There's a lot of PRG and WRAM bank-switching going on so that's probably where I'm going to start looking but I'm pretty fastidious with making sure the correct banks are switched (excessively some might say).
Problem is, because of the configuration, I can only run it in Nestopia (which doesn't have debugging) or Nintendulator (which does but the crash doesn't happen).
Any tips or ideas?
This sure sounds like an annoying bug.
I'd check how you handle interrupts and stack. Maybe this is due to an NMI interrupting right before the frame finishes, and then the next NMI acts the same etc... and this leads the stack to overflow. This is pure speculation though.
Definitely sounds like a possibility.
OK, this might be a dumb question but: how would you prevent that from happening?
That was a dumb question. I just moved a big chunk of code out of the NMI and put it in the background loop.
Seems a lot more stable. Schoolboy error
Still isn't that just hiding the problem? Your program shouldn't crash because too much cpu time is used in a frame. While you could go on like that just trying to make it impossible for that to happen, what if you miss something? Crashing bugs are definitely not something you want to leave unfixed.
You can increment a counter in the NMI, and decrement it before returning. If the increment makes it higher than 1, then it's a recursive NMI. I think I had seen code like that in Metroid.
MottZilla wrote:
Still isn't that just hiding the problem? Your program shouldn't crash because too much cpu time is used in a frame. While you could go on like that just trying to make it impossible for that to happen, what if you miss something? Crashing bugs are definitely not something you want to leave unfixed.
Oh, I totally agree.
Evidence would definitely point to a recursive NMI though - if I added deliberate delay loops into the block of code (that I've now moved to background loop), it would crash with far higher frequency.
Now that I (hopefully) know what conditions are causing the issue I can try to figure out how to cope with them.
So far though, without changing any other code, it survived an extended period of 'stress testing'.
If you did it the "everything in NMI way", then you'd want to make sure only the first "quick" part of the NMI (video + sound) is done each time, but that the next part (logic) is only done if there isn't any previous NMI going on.
I have a feeling that what happens is that because I'm saving the current PRG bank and the current WRAM bank at the start of the NMI and then restoring it at the end, if I get a recursive NMI the PRG/WRAM banks could get restored to the wrong values.
For example, say the PRG bank was set to 0 when the NMI occurred and then in the NMI I'm switching the PRG bank to 1 (where, say, my screen code is located), then restoring it back to 0 on exiting the NMI. If the PRG bank hasn't been restored by the time another NMI occurs, the saved PRG bank then becomes 1, so when it does eventually get restored from the saved value (next frame), it gets restored to 1 instead of the 0 that it was originally.

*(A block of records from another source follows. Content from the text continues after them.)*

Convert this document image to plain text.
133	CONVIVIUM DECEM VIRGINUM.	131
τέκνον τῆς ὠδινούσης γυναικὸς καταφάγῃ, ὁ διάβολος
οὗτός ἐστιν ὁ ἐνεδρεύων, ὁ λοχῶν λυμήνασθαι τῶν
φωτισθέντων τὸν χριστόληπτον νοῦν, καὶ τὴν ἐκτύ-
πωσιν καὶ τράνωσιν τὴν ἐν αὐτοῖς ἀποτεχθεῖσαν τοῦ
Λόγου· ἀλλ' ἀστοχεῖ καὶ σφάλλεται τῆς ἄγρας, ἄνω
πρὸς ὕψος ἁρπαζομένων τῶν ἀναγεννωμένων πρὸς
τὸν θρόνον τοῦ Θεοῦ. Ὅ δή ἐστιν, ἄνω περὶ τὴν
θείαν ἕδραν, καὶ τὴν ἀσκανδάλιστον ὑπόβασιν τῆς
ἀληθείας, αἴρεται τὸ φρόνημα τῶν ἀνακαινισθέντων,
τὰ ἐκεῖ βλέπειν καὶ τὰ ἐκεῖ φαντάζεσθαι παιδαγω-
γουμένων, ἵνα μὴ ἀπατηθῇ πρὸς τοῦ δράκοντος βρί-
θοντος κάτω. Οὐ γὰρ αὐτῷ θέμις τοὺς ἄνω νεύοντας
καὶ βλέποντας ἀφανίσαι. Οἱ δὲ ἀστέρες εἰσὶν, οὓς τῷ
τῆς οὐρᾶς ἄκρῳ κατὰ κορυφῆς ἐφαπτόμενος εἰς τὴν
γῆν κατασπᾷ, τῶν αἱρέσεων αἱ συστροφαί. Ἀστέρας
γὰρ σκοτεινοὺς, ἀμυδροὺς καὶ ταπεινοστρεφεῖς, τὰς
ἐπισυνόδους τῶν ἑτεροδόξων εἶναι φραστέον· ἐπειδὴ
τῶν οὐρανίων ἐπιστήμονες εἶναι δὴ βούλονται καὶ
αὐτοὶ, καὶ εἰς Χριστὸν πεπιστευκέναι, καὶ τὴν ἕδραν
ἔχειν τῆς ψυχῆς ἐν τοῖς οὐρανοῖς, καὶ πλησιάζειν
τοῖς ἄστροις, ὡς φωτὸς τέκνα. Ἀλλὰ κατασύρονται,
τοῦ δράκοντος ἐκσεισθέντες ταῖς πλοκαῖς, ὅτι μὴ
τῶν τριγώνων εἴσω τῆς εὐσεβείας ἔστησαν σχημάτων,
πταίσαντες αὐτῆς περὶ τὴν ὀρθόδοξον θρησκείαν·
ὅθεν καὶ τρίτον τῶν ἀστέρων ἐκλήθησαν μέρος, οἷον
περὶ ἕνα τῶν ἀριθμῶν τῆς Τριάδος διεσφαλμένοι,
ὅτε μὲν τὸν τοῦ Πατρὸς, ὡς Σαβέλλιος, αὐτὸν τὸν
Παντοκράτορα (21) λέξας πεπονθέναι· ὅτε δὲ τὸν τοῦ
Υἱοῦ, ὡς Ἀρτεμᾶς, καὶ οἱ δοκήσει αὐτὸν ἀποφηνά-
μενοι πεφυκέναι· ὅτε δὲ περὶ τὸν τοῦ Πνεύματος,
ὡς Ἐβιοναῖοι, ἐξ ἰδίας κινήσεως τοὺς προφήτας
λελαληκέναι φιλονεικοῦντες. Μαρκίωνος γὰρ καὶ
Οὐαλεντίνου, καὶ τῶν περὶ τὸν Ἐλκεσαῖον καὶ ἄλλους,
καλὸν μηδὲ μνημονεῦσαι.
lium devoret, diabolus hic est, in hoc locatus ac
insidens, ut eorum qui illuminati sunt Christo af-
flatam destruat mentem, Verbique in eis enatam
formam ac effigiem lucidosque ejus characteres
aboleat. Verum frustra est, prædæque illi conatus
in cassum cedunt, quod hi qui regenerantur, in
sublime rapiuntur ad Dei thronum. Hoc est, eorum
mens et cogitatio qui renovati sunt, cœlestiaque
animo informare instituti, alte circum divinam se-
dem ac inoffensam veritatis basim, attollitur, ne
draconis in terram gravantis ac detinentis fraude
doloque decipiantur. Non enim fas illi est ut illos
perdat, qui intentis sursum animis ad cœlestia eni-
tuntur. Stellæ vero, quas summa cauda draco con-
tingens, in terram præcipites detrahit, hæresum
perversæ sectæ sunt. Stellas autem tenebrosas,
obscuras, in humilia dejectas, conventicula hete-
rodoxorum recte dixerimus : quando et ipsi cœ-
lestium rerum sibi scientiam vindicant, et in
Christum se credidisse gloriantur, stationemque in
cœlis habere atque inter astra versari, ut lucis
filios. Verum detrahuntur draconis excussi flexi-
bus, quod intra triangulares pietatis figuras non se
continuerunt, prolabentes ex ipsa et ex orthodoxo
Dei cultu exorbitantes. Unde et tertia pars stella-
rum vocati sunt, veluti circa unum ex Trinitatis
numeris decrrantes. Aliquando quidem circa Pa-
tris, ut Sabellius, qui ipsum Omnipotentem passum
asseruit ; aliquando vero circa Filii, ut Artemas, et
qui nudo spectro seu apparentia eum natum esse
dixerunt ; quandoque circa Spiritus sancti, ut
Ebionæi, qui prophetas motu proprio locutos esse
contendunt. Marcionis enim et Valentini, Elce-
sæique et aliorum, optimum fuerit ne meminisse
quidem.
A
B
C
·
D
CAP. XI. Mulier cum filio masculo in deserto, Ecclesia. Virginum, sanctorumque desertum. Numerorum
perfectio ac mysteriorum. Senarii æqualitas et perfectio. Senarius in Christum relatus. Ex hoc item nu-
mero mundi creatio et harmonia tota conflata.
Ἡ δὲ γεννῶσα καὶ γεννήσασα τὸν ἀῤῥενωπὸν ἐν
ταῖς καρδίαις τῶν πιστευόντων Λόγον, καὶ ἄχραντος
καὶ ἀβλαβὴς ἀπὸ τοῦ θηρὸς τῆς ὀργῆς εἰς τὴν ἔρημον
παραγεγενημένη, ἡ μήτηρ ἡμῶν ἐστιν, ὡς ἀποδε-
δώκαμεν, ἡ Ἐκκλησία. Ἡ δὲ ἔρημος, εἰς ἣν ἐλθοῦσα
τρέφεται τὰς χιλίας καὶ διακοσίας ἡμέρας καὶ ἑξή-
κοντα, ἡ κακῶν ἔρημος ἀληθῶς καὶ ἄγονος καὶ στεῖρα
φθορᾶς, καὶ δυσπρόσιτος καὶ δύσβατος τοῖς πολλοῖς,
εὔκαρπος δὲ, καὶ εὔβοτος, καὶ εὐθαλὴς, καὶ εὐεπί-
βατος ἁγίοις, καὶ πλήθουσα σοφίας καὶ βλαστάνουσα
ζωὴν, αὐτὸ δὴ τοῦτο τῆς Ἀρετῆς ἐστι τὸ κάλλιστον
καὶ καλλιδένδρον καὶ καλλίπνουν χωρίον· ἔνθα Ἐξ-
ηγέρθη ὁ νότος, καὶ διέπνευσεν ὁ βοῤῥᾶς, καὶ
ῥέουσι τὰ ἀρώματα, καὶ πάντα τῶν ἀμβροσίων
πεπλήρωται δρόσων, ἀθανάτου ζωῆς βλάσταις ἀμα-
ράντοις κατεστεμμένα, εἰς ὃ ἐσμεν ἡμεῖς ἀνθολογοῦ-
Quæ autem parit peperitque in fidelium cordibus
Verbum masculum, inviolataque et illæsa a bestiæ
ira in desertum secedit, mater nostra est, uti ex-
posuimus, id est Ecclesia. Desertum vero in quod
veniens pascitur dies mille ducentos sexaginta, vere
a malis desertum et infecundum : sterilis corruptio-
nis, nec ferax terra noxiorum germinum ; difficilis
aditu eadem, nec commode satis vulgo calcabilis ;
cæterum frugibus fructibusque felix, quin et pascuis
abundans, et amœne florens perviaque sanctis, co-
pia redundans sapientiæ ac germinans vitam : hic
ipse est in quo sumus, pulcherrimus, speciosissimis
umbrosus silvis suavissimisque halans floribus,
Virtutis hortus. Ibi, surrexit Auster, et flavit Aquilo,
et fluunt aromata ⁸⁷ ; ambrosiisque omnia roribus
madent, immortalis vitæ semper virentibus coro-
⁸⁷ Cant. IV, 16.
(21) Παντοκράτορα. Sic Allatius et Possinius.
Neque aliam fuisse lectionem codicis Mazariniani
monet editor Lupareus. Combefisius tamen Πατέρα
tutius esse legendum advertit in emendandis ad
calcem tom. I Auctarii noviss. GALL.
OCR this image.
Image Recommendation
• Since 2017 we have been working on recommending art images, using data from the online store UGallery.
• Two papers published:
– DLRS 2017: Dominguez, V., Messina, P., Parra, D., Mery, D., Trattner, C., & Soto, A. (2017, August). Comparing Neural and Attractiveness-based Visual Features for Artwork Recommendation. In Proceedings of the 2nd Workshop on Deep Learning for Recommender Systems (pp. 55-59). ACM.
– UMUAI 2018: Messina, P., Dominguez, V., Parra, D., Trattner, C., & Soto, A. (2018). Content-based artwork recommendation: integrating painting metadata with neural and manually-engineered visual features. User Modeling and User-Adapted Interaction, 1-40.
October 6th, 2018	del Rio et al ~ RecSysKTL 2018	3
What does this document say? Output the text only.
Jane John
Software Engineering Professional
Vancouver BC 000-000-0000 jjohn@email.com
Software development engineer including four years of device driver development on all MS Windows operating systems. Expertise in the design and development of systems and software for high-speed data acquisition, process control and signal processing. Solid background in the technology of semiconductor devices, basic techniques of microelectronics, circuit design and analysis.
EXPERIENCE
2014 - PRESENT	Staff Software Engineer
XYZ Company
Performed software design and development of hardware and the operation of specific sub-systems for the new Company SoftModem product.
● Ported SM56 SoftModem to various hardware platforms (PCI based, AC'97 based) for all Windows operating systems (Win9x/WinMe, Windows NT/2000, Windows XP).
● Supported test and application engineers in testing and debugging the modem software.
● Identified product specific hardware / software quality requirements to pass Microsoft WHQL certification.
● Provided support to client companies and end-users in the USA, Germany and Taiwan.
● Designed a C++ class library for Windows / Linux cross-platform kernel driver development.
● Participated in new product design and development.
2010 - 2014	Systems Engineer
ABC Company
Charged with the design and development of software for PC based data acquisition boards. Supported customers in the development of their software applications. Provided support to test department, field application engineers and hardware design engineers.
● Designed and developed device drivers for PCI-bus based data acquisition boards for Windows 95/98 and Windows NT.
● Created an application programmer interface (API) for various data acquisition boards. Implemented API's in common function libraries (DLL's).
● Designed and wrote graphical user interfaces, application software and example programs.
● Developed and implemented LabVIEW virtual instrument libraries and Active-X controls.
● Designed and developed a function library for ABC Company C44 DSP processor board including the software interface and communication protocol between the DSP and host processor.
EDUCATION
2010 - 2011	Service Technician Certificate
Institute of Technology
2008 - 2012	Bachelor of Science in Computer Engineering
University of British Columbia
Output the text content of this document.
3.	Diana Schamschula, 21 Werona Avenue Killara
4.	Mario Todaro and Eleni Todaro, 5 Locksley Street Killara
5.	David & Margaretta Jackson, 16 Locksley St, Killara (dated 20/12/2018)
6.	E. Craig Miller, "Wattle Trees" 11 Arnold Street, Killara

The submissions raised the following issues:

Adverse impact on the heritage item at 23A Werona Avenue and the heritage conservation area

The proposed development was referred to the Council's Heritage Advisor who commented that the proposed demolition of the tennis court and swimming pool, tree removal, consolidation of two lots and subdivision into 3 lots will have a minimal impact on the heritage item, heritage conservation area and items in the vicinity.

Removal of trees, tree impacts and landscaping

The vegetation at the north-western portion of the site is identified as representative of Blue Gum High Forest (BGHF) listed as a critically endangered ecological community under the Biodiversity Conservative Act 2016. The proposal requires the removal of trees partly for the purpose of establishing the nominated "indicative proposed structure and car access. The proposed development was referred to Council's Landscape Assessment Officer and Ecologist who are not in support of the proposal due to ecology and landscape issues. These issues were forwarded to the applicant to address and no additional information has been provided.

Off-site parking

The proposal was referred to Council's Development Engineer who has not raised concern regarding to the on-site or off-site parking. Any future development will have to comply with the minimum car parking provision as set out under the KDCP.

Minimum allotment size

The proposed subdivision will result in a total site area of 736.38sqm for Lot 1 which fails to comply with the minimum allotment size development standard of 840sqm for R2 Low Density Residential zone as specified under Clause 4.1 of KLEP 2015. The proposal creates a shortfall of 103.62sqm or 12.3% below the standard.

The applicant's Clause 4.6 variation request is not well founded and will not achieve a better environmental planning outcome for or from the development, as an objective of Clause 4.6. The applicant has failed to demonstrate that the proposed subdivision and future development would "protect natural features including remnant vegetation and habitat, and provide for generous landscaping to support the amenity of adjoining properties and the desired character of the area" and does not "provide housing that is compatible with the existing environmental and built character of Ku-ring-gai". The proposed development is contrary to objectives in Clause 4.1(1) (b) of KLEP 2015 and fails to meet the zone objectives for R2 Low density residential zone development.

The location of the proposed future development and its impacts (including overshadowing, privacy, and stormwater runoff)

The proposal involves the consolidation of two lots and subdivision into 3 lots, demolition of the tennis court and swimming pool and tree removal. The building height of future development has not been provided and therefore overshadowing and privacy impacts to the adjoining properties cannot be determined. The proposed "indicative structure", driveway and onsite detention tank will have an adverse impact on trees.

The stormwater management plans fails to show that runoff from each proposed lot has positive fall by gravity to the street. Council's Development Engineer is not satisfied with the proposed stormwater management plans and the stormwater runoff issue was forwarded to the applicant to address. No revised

I'm pretty sure that's what was happening. I'd be interested in suggestions of how to get around that although I have moved code around (out of the NMI) now and it's a lot more stable.
I'd suggest save the old bank on the stack instead of using a fixed memory adress.
If you save data to the stack instead of fixed memory locations (variables), as long as the stack doesn't overflow everything can be restored correctly.